Esophageal endoscopic ultrasound with fine-needle aspiration with an on-site cytopathologist : high accuracy for the diagnosis of mediastinal lymphadenopathyEsophageal endoscopic ultrasound with fine-needle aspiration with an on-site cytopathologist : high accuracy for the diagnosis of mediastinal lymphadenopathy
Faculty of Medicine and Health Sciences
2005Chicago, Ill., 2005
Chest. - Chicago, Ill.
128(2005):4, p. 3004-3009
Study objectives: To analyze the accuracy of esophageal endoscopic ultrasound (EUS) with real-time, guided fine-needle aspiration (EUS-FNA) with an on-site cytopathologist in patients with (presumed) lung cancer presenting with mediastinal lymphadenopathy (ML) or a suspect left adrenal gland (LAG). Design: A single-center prospective study. Patients: Sixty-seven outpatients with (presumed) lung cancer with ML or a suspect LAG on either CT and/or positron emission tomography with F-18-fluorodeoxyglucose (FDG-PET) scan. Interventions: All patients underwent EUS-FNA under conscious sedation. A cytopathologist was present during all procedures. Measurements: EUS with and without fine-needle aspiration (FNA) as compared to FDG-PET was evaluated for accuracy in diagnosing cancer, safety, and rate of avoidance for further surgery.

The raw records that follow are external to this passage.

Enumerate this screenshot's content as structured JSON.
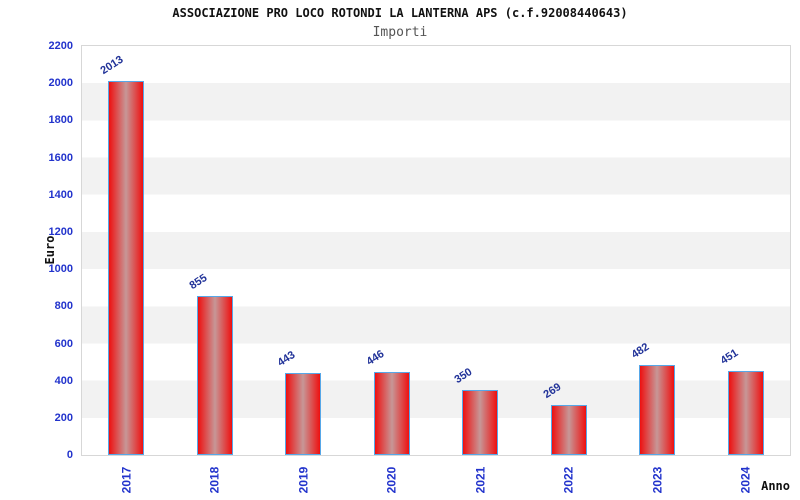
{
  "chart_data": {
    "type": "bar",
    "title": "ASSOCIAZIONE PRO LOCO ROTONDI LA LANTERNA APS (c.f.92008440643)",
    "subtitle": "Importi",
    "xlabel": "Anno",
    "ylabel": "Euro",
    "categories": [
      "2017",
      "2018",
      "2019",
      "2020",
      "2021",
      "2022",
      "2023",
      "2024"
    ],
    "values": [
      2013,
      855,
      443,
      446,
      350,
      269,
      482,
      451
    ],
    "ylim": [
      0,
      2200
    ],
    "yticks": [
      0,
      200,
      400,
      600,
      800,
      1000,
      1200,
      1400,
      1600,
      1800,
      2000,
      2200
    ],
    "grid": "alternating horizontal bands",
    "legend": "none",
    "colors": {
      "bar_fill_edge": "#ee1010",
      "bar_fill_center": "#c79797",
      "bar_border": "#56a7e8",
      "axis_tick_text": "#2233cc",
      "value_label_text": "#223399",
      "band": "#f2f2f2",
      "plot_border": "#d7d7d7",
      "title_text": "#111111",
      "subtitle_text": "#555555",
      "axis_label_text": "#111111"
    }
  }
}
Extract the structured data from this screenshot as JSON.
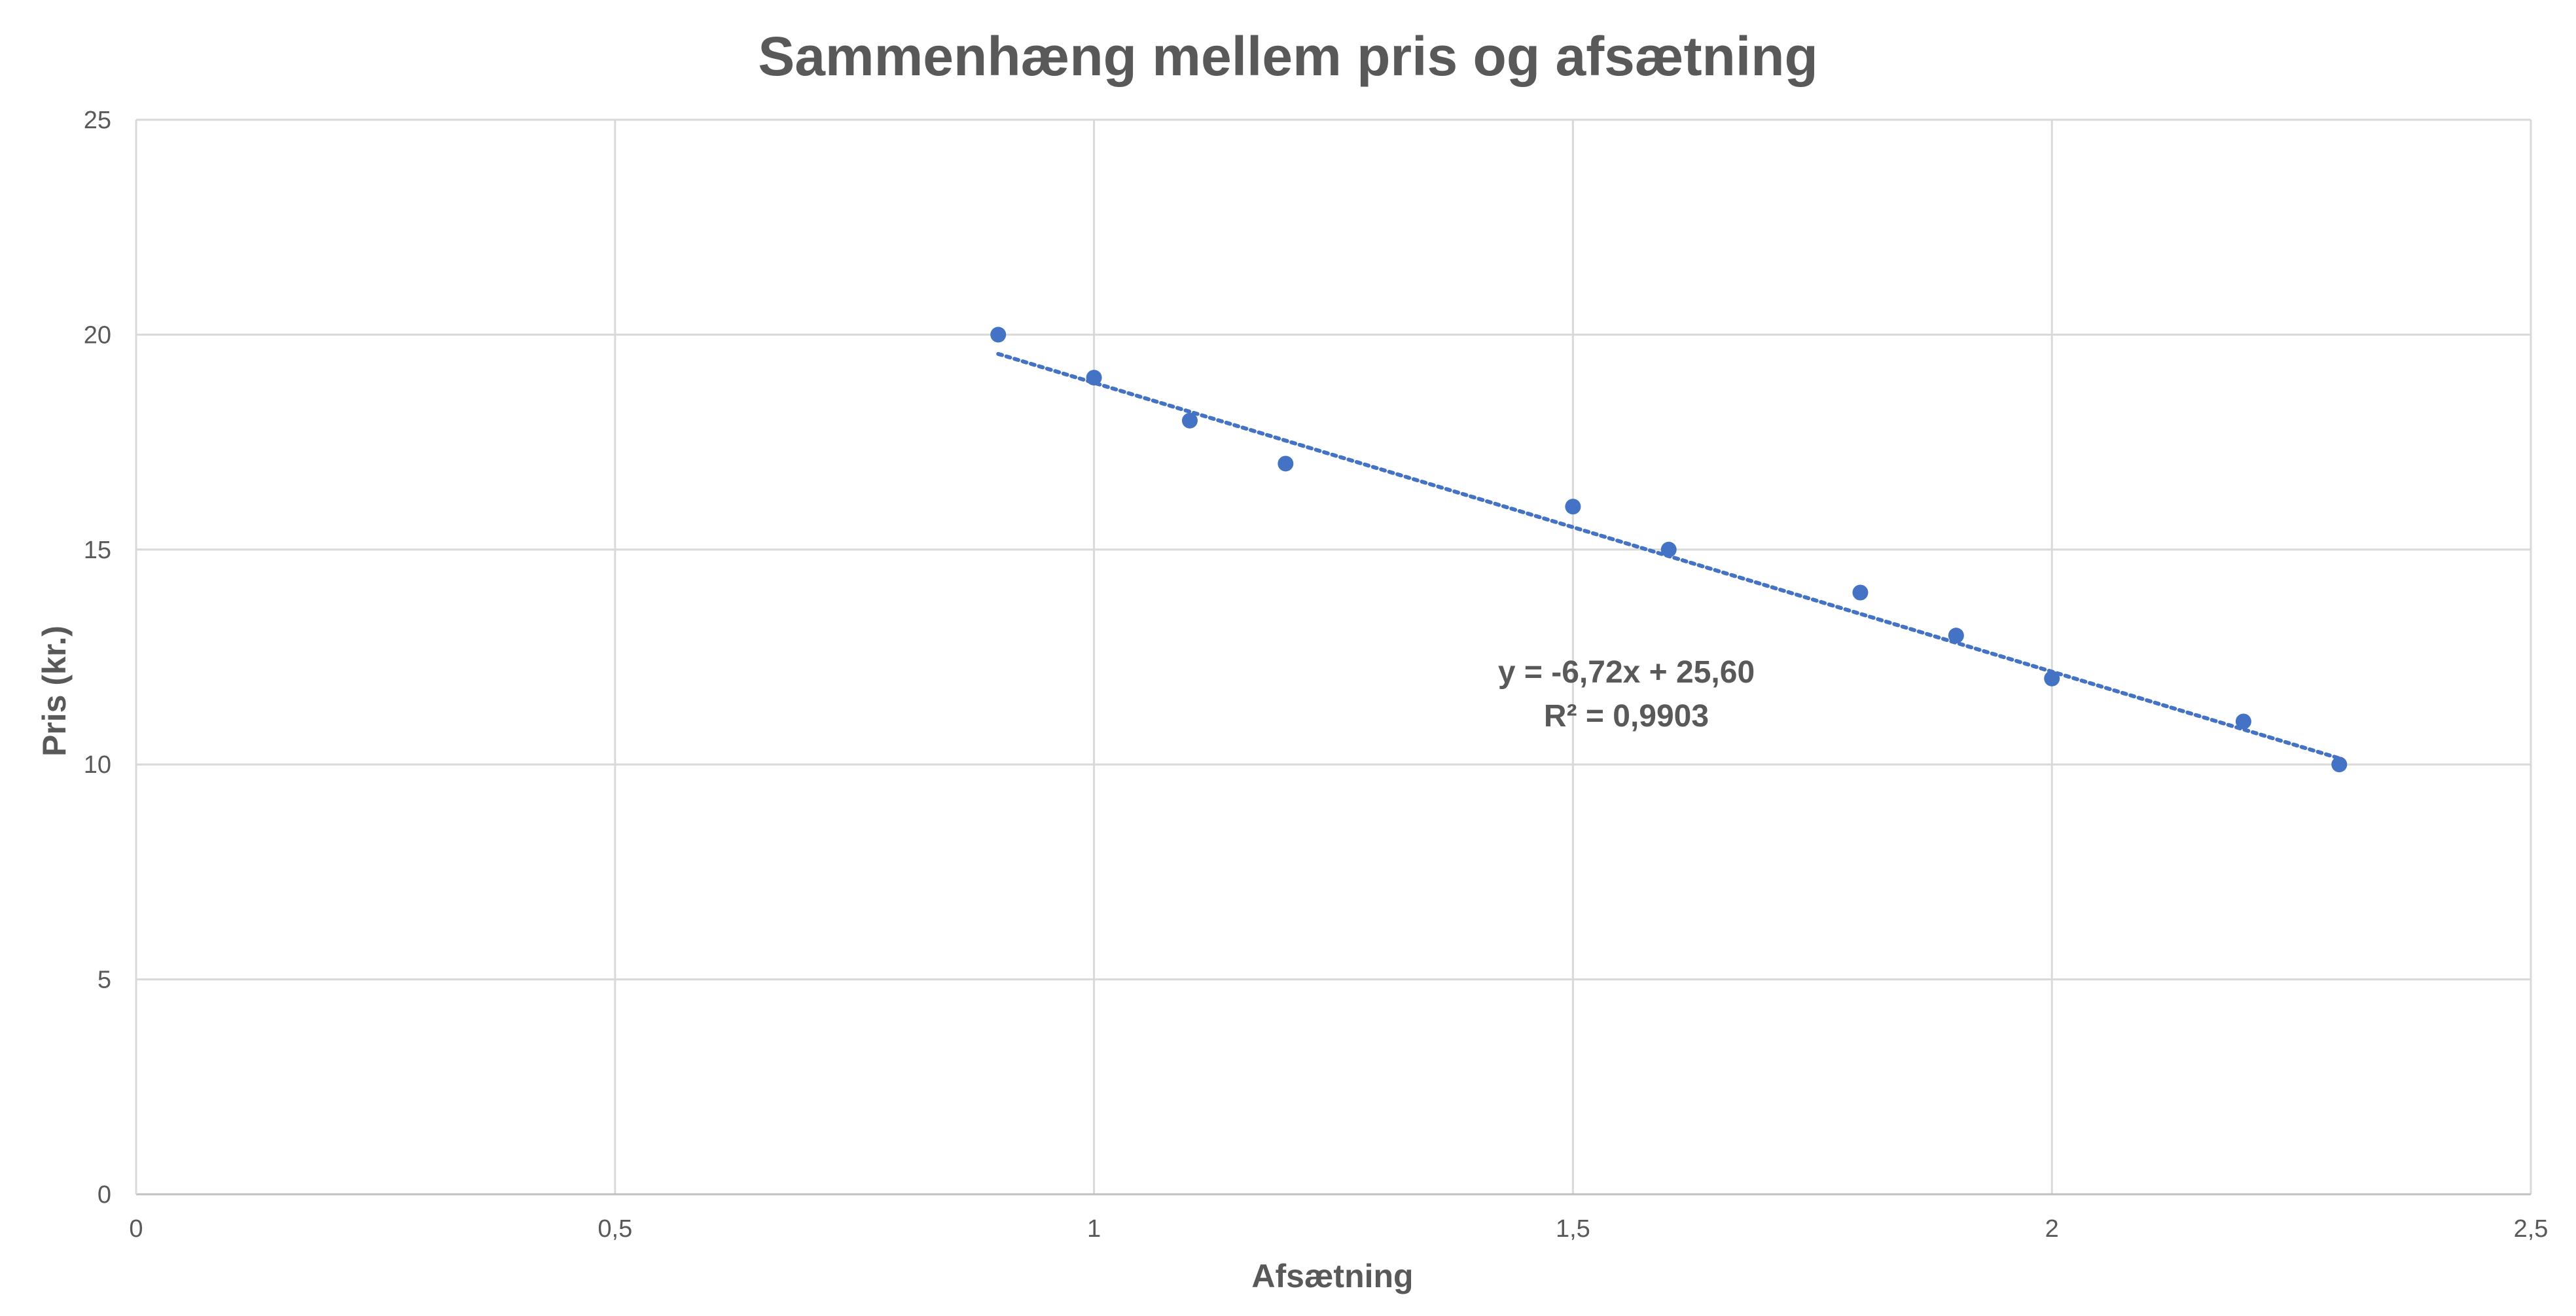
{
  "colors": {
    "text": "#595959",
    "grid": "#d9d9d9",
    "axis": "#bfbfbf",
    "series": "#4472c4"
  },
  "chart_data": {
    "type": "scatter",
    "title": "Sammenhæng mellem pris og afsætning",
    "xlabel": "Afsætning",
    "ylabel": "Pris (kr.)",
    "xlim": [
      0,
      2.5
    ],
    "ylim": [
      0,
      25
    ],
    "x_ticks": [
      "0",
      "0,5",
      "1",
      "1,5",
      "2",
      "2,5"
    ],
    "x_tick_values": [
      0,
      0.5,
      1,
      1.5,
      2,
      2.5
    ],
    "y_ticks": [
      "0",
      "5",
      "10",
      "15",
      "20",
      "25"
    ],
    "y_tick_values": [
      0,
      5,
      10,
      15,
      20,
      25
    ],
    "grid": true,
    "legend": "none",
    "series": [
      {
        "x": [
          0.9,
          1.0,
          1.1,
          1.2,
          1.5,
          1.6,
          1.8,
          1.9,
          2.0,
          2.2,
          2.3
        ],
        "y": [
          20,
          19,
          18,
          17,
          16,
          15,
          14,
          13,
          12,
          11,
          10
        ]
      }
    ],
    "trendline": {
      "type": "linear",
      "style": "dotted",
      "slope": -6.72,
      "intercept": 25.6,
      "x_range": [
        0.9,
        2.3
      ],
      "equation_label": "y = -6,72x + 25,60",
      "r2_label": "R² = 0,9903"
    }
  }
}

Results: Of 67 consecutive patients (56 men; median age, 64 years), malignant AIL or LAG were found in 47 patients (70.1%). In 20 patients (29.9%) without EUS-FNA proof of malignancy, confirmation was obtained by surgical procedure in 13 patients (sarcoidosis [n = 5], infection [n = 1], lung cancer [n = 7]) or by clinical follow-up in 5 patients suggesting benign disease. Sixty-five patients were included in the calculation of test characteristics. With malignancy as an end point, the accuracy for EUS-FNA was 100%. This was better than EUS without FNA (accuracy, 75.4%; p < 0.001) or FDG-PET (accuracy, 75.0% [n = 28]; p = 0.0011). When using final histopathologic diagnosis as an end point, the accuracy of EUS-FNA was 92.3%, since EUS-FNA was unable to show noncaseating granulomas in those patients with sarcoidosis diagnosed after mediastinoscopy. Related to the presence of the in situ cytopathologist, there were no inconclusive samples. No adverse events were recorded, and 67.7% of surgical interventions were avoided following EUS-FNA. Conclusions: The accuracy in this series of EUS-FNA with cytopathologist-assisted rapid on-site evaluation is high. The technique is safe and greatly reduces the number of surgical interventions.